Le conoscenze scientifiche sono in continua evoluzione e sorrido quando vengono criticati gli esperti più esposti mediaticamente, accusati di contraddirsi. Infatti è fisiologico che sia così, molto di quello che sembrava vero dodici mesi fa oggi è cambiato. Oggi, ad esempio, i pazienti li curiamo sicuramente meglio di quindici mesi fa. Quando ci esponiamo a livello mediatico, dobbiamo essere molto responsabili e dare messaggi i più chiari e comprensibili possibile.
Quale altro aspetto positivo vale la pena sottolineare dell’attuale situazione?
Senza aver raggiunto l’immunità di gregge si sono ottenuti risultati strabilianti, perché con la prima dose si è evitata la malattia grave e non si sono più intasati gli ospedali. La prima dose di vaccino non garantisce che una persona non si infetti, ma non si ammala gravemente. Questo è il fatto inaspettato.
Quale invece l’aspetto negativo, se ce ne è uno?
Attraverso la stampa generalista non è facile far arrivare nelle case la realtà della situazione in cui viviamo e, di conseguenza, la gente percepisce messaggi sbagliati, che vengono poi spesso e purtroppo amplificati attraverso i social.
Quali?
Pensare che siccome ci sono meno morti e ricoveri e perché si sta riaprendo tutto, allora significa che la pandemia è finita.
Ma non è così, è questo che intende?
Certo. Ci sono ancora milioni di persone suscettibili che possono infettarsi, perché non si sono vaccinate e, quindi, il virus continua a circolare. Può circolare anche in chi ha fatto una sola dose di vaccino, sono persone che non si ammalano, ma possono infettare. Non si può e non si deve ignorare questi due aspetti. Questi casi sporadici possono anche svilupparsi con la malattia grave. Non è più come un anno fa che il contagio capitava non si sa come, adesso chi si infetta è responsabile, perché non si è vaccinato e non ha rispettato le regole di sicurezza, ancora valide.
Quindi esiste un sommerso importante di persone per così dire da “stanare”? In Inghilterra con circa 6mila casi ci sono 2-3 decessi al giorno, in Italia poco più di 2mila casi ma quasi 20 volte più morti.
Sono un clinico, non mi occupo di certi aspetti, però penso che l’Inghilterra sia più avanti di noi di almeno due mesi e avendo un tasso di vaccinazione così alto può influire su questi dati indubbiamente reali. E’ auspicabile che fra un paio di mesi potremo essere anche noi nella stessa situazione.

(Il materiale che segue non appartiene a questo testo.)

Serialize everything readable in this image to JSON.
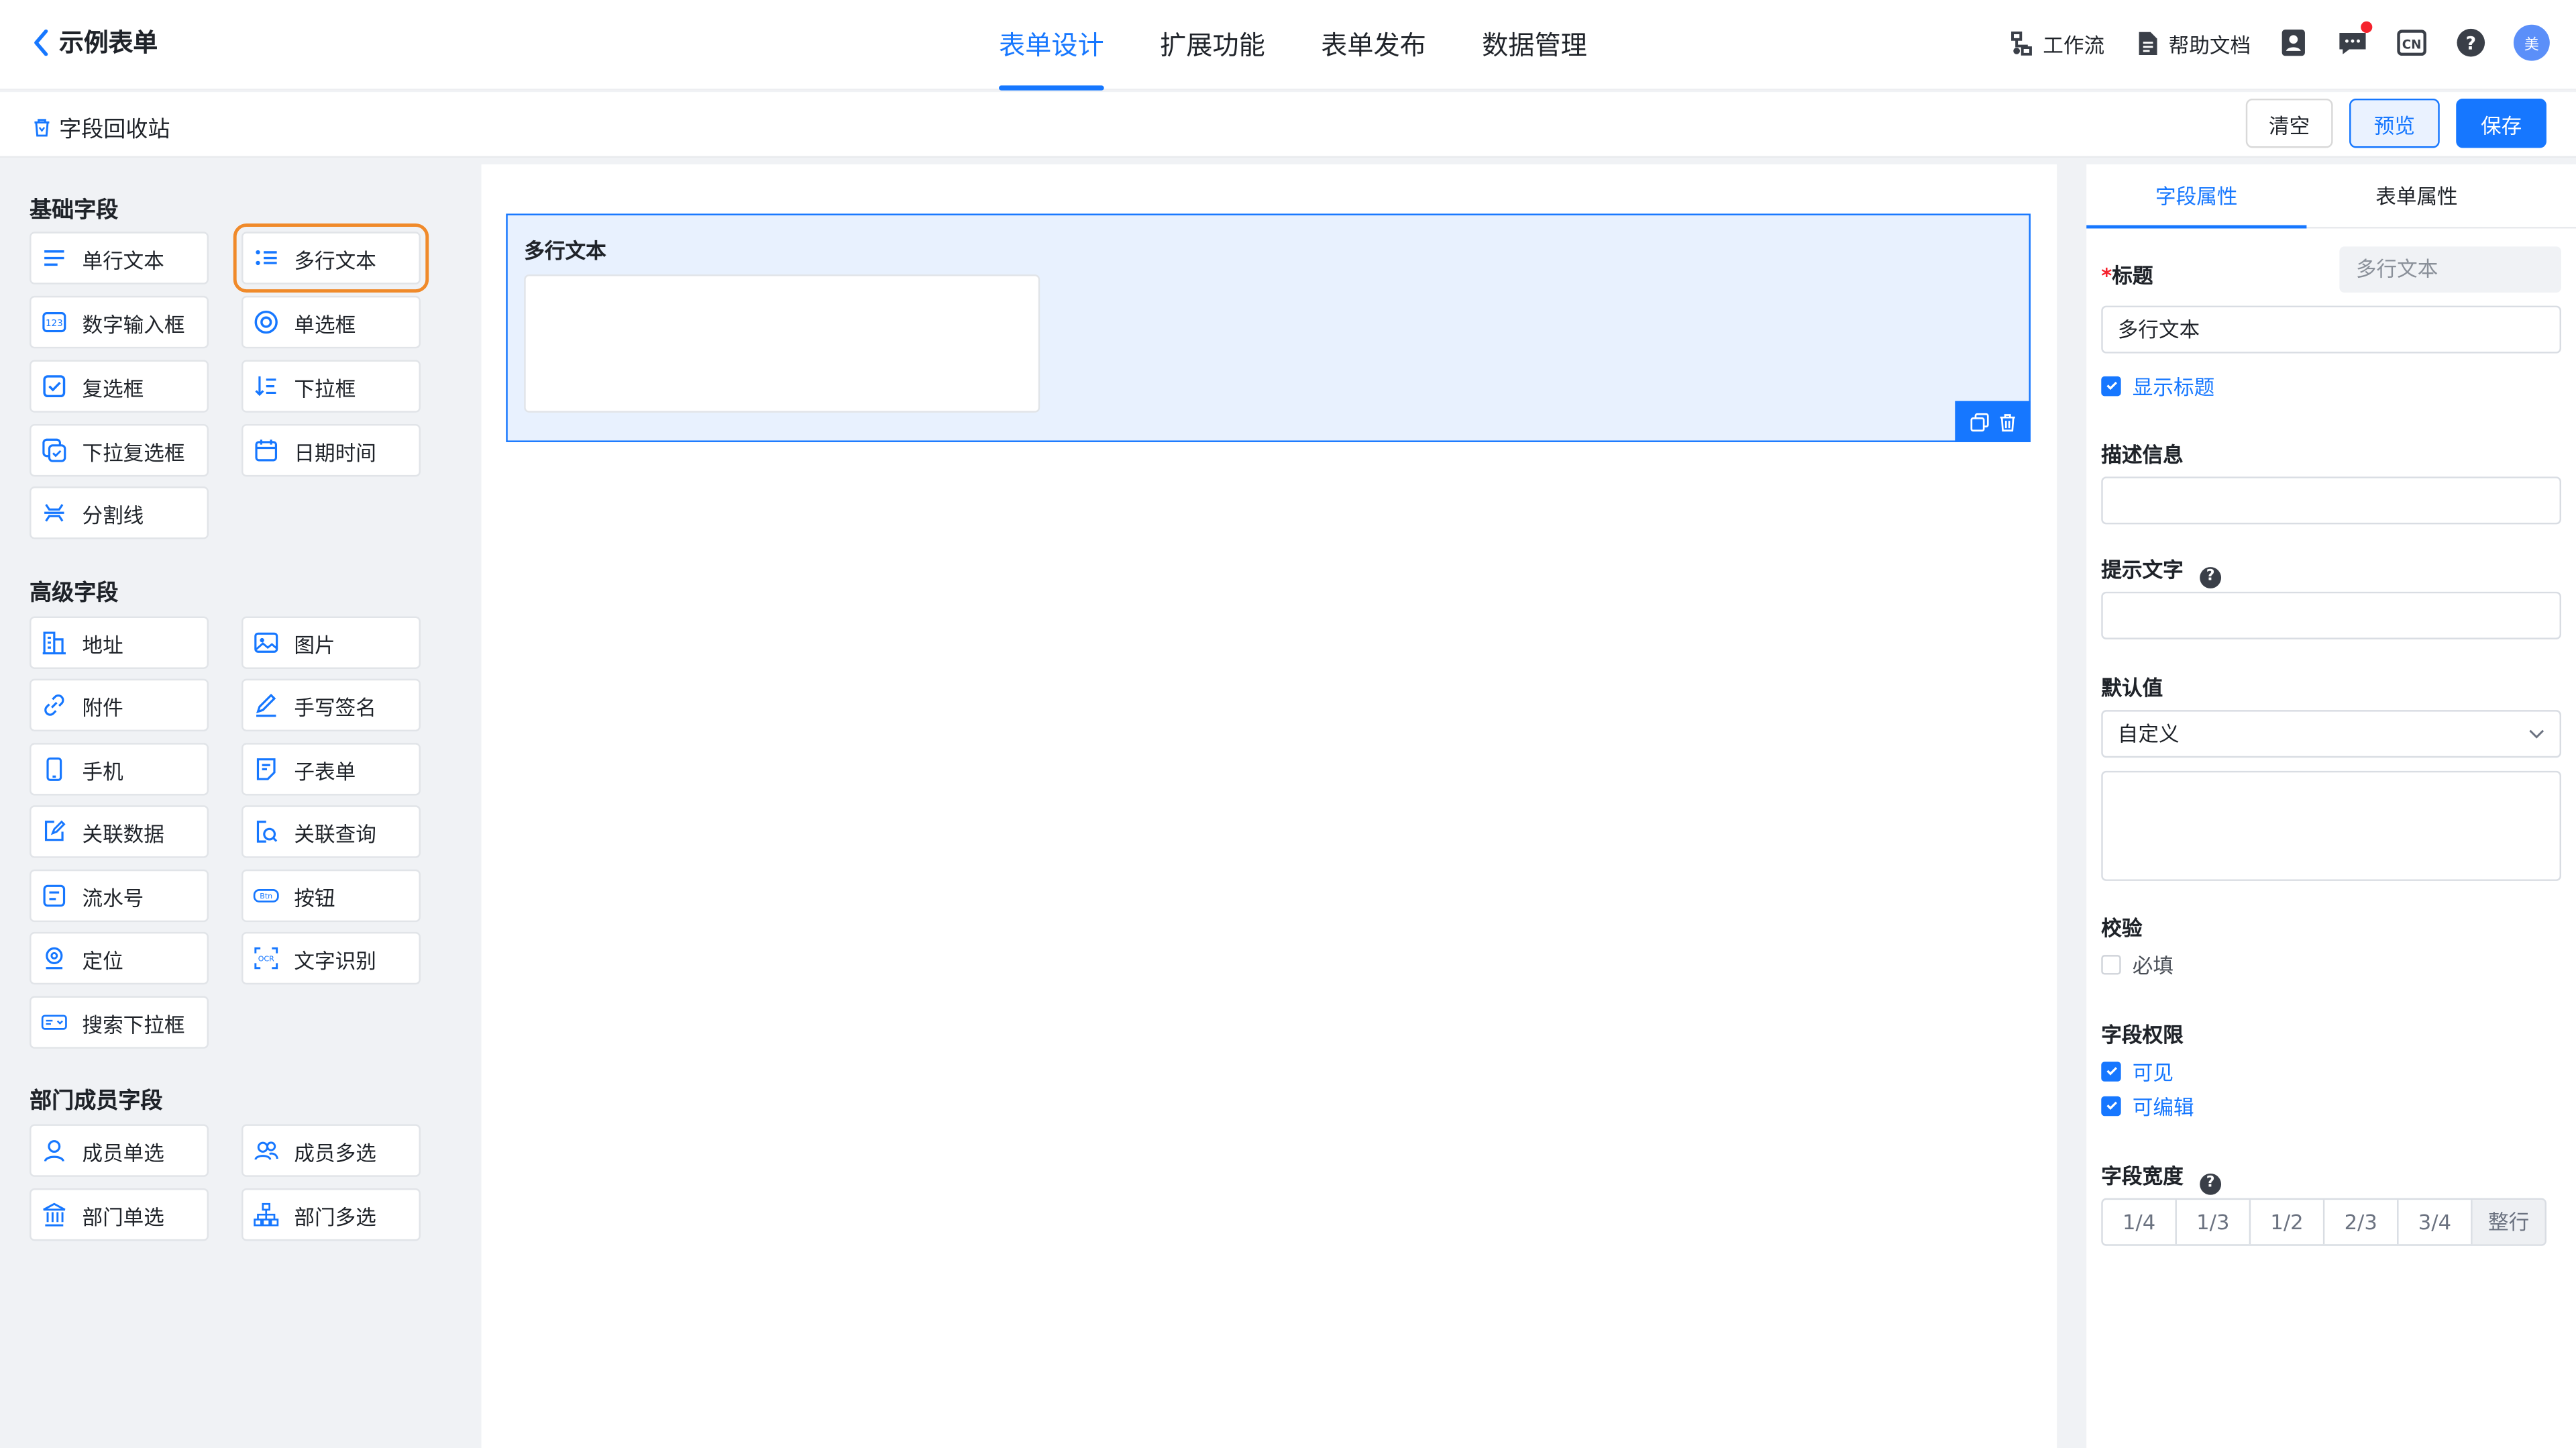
{
  "header": {
    "back_title": "示例表单",
    "tabs": [
      {
        "label": "表单设计",
        "active": true
      },
      {
        "label": "扩展功能",
        "active": false
      },
      {
        "label": "表单发布",
        "active": false
      },
      {
        "label": "数据管理",
        "active": false
      }
    ],
    "tools": {
      "workflow": "工作流",
      "help_docs": "帮助文档"
    },
    "avatar_text": "美",
    "accent_color": "#1677ff"
  },
  "subbar": {
    "recycle": "字段回收站",
    "clear": "清空",
    "preview": "预览",
    "save": "保存"
  },
  "palette": {
    "basic": {
      "title": "基础字段",
      "items": [
        "单行文本",
        "多行文本",
        "数字输入框",
        "单选框",
        "复选框",
        "下拉框",
        "下拉复选框",
        "日期时间",
        "分割线"
      ]
    },
    "advanced": {
      "title": "高级字段",
      "items": [
        "地址",
        "图片",
        "附件",
        "手写签名",
        "手机",
        "子表单",
        "关联数据",
        "关联查询",
        "流水号",
        "按钮",
        "定位",
        "文字识别",
        "搜索下拉框"
      ]
    },
    "member": {
      "title": "部门成员字段",
      "items": [
        "成员单选",
        "成员多选",
        "部门单选",
        "部门多选"
      ]
    },
    "selected": "多行文本"
  },
  "canvas": {
    "field_title": "多行文本"
  },
  "props": {
    "tabs": [
      {
        "label": "字段属性",
        "active": true
      },
      {
        "label": "表单属性",
        "active": false
      }
    ],
    "title_label": "标题",
    "title_type_badge": "多行文本",
    "title_value": "多行文本",
    "show_title": "显示标题",
    "desc_label": "描述信息",
    "placeholder_label": "提示文字",
    "default_label": "默认值",
    "default_select": "自定义",
    "validate_label": "校验",
    "required": "必填",
    "perm_label": "字段权限",
    "visible": "可见",
    "editable": "可编辑",
    "width_label": "字段宽度",
    "width_options": [
      "1/4",
      "1/3",
      "1/2",
      "2/3",
      "3/4",
      "整行"
    ],
    "width_selected": "整行"
  }
}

Sempre in Inghilterra però esplodono nuove varianti, adesso è presente la Delta, variante indiana, con un livello di contagiosità molto alto tanto che si vuole rivedere il piano di aperture.

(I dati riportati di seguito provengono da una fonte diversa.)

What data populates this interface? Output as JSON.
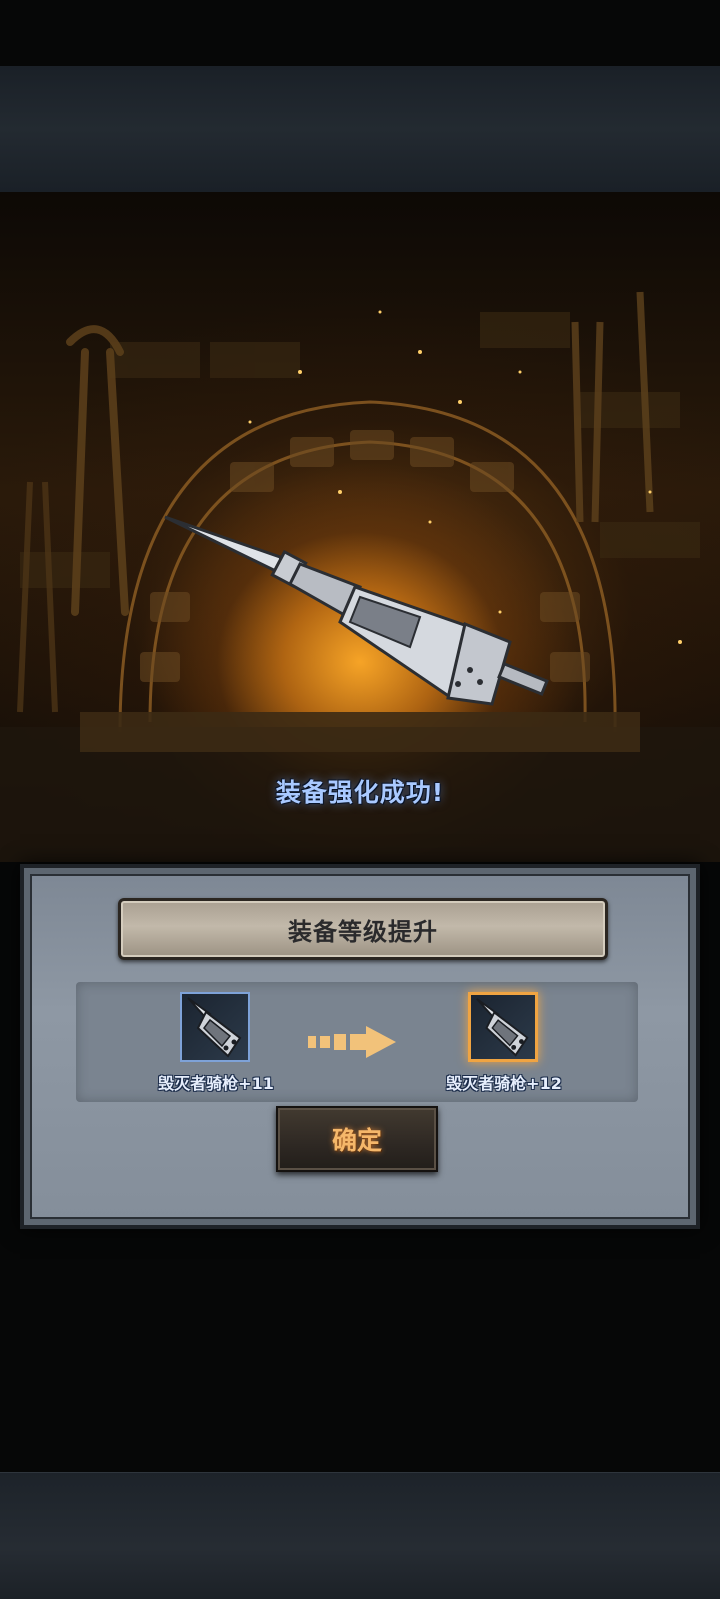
{
  "result_message": "装备强化成功!",
  "dialog": {
    "title": "装备等级提升",
    "old_item": {
      "name": "毁灭者骑枪",
      "level": "+11"
    },
    "new_item": {
      "name": "毁灭者骑枪",
      "level": "+12"
    },
    "confirm_label": "确定"
  },
  "colors": {
    "success_text": "#a9c9ff",
    "confirm_text": "#f5b76a",
    "new_item_border": "#f0a442",
    "old_item_border": "#7ea2d8",
    "arrow": "#f2c27a"
  },
  "icons": {
    "equipment": "lance-icon",
    "progress": "arrow-right-icon"
  }
}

Sono i contagi di chi è suscettibile, c’è qualcuno vaccinato che può essersi preso il virus, ma non si è ammalato. Questa variante non è resistente al vaccino o più letale, è solo più contagiosa.

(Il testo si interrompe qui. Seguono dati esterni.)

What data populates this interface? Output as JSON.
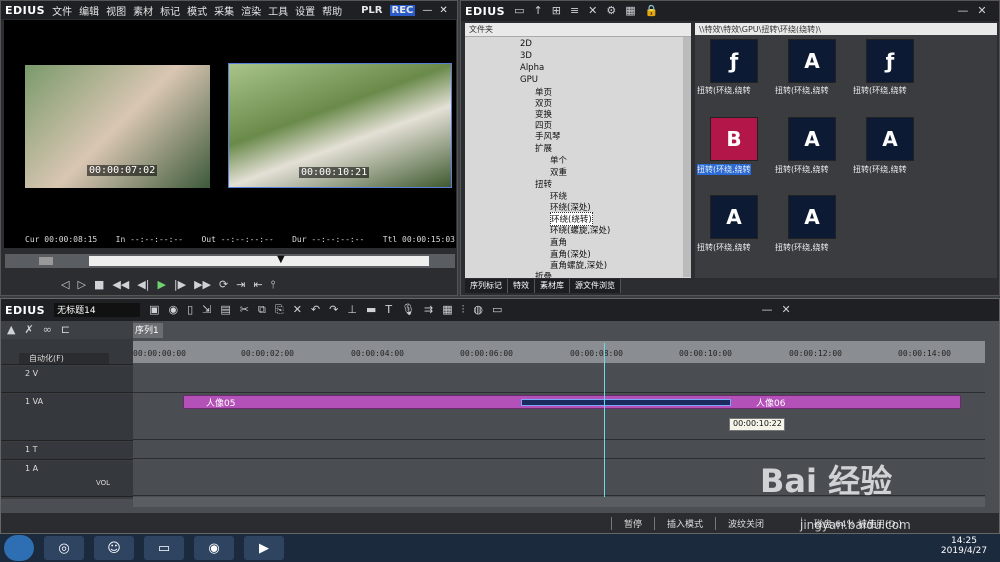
{
  "player": {
    "logo": "EDIUS",
    "menu": [
      "文件",
      "编辑",
      "视图",
      "素材",
      "标记",
      "模式",
      "采集",
      "渲染",
      "工具",
      "设置",
      "帮助"
    ],
    "plr": "PLR",
    "rec": "REC",
    "left_tc": "00:00:07:02",
    "right_tc": "00:00:10:21",
    "cur": "Cur 00:00:08:15",
    "in": "In --:--:--:--",
    "out": "Out --:--:--:--",
    "dur": "Dur --:--:--:--",
    "ttl": "Ttl 00:00:15:03"
  },
  "bin": {
    "logo": "EDIUS",
    "tree_header": "文件夹",
    "path": "\\\\特效\\特效\\GPU\\扭转\\环绕(绕转)\\",
    "tree": [
      {
        "label": "2D"
      },
      {
        "label": "3D"
      },
      {
        "label": "Alpha"
      },
      {
        "label": "GPU"
      },
      {
        "label": "单页"
      },
      {
        "label": "双页"
      },
      {
        "label": "变换"
      },
      {
        "label": "四页"
      },
      {
        "label": "手风琴"
      },
      {
        "label": "扩展"
      },
      {
        "label": "单个"
      },
      {
        "label": "双重"
      },
      {
        "label": "扭转"
      },
      {
        "label": "环绕"
      },
      {
        "label": "环绕(深处)"
      },
      {
        "label": "环绕(绕转)"
      },
      {
        "label": "环绕(螺旋,深处)"
      },
      {
        "label": "直角"
      },
      {
        "label": "直角(深处)"
      },
      {
        "label": "直角螺旋,深处)"
      },
      {
        "label": "折叠"
      }
    ],
    "thumb_labels": [
      "扭转(环绕,绕转",
      "扭转(环绕,绕转",
      "扭转(环绕,绕转",
      "扭转(环绕,绕转",
      "扭转(环绕,绕转",
      "扭转(环绕,绕转",
      "扭转(环绕,绕转",
      "扭转(环绕,绕转"
    ],
    "tabs": [
      "序列标记",
      "特效",
      "素材库",
      "源文件浏览"
    ]
  },
  "timeline": {
    "logo": "EDIUS",
    "project": "无标题14",
    "seq_tab": "序列1",
    "auto": "自动化(F)",
    "tracks": [
      "2 V",
      "1 VA",
      "1 T",
      "1 A"
    ],
    "vol": "VOL",
    "ruler": [
      "00:00:00:00",
      "00:00:02:00",
      "00:00:04:00",
      "00:00:06:00",
      "00:00:08:00",
      "00:00:10:00",
      "00:00:12:00",
      "00:00:14:00"
    ],
    "clip_a": "人像05",
    "clip_b": "人像06",
    "tooltip": "00:00:10:22",
    "status": [
      "暂停",
      "插入模式",
      "波纹关闭",
      "",
      "磁盘:64% 被使用(D:)"
    ]
  },
  "taskbar": {
    "time": "14:25",
    "date": "2019/4/27"
  },
  "watermark": {
    "main": "Bai 经验",
    "sub": "jingyan.baidu.com"
  }
}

Come è la situazione delle varianti in Italia?
Al momento in Italia le varianti preoccupanti non sembrano particolarmente diffuse, ma ci sono persone che ancora non si vaccinano. Inevitabilmente, fin quando la campagna vaccinale non sarà completata e con entrambe le dosi, la possibilità che arrivino anche da noi queste varianti rimarrà reale. Chi non si vaccina, come già dicevamo, è responsabile sia della propria malattia che della diffusione agli altri.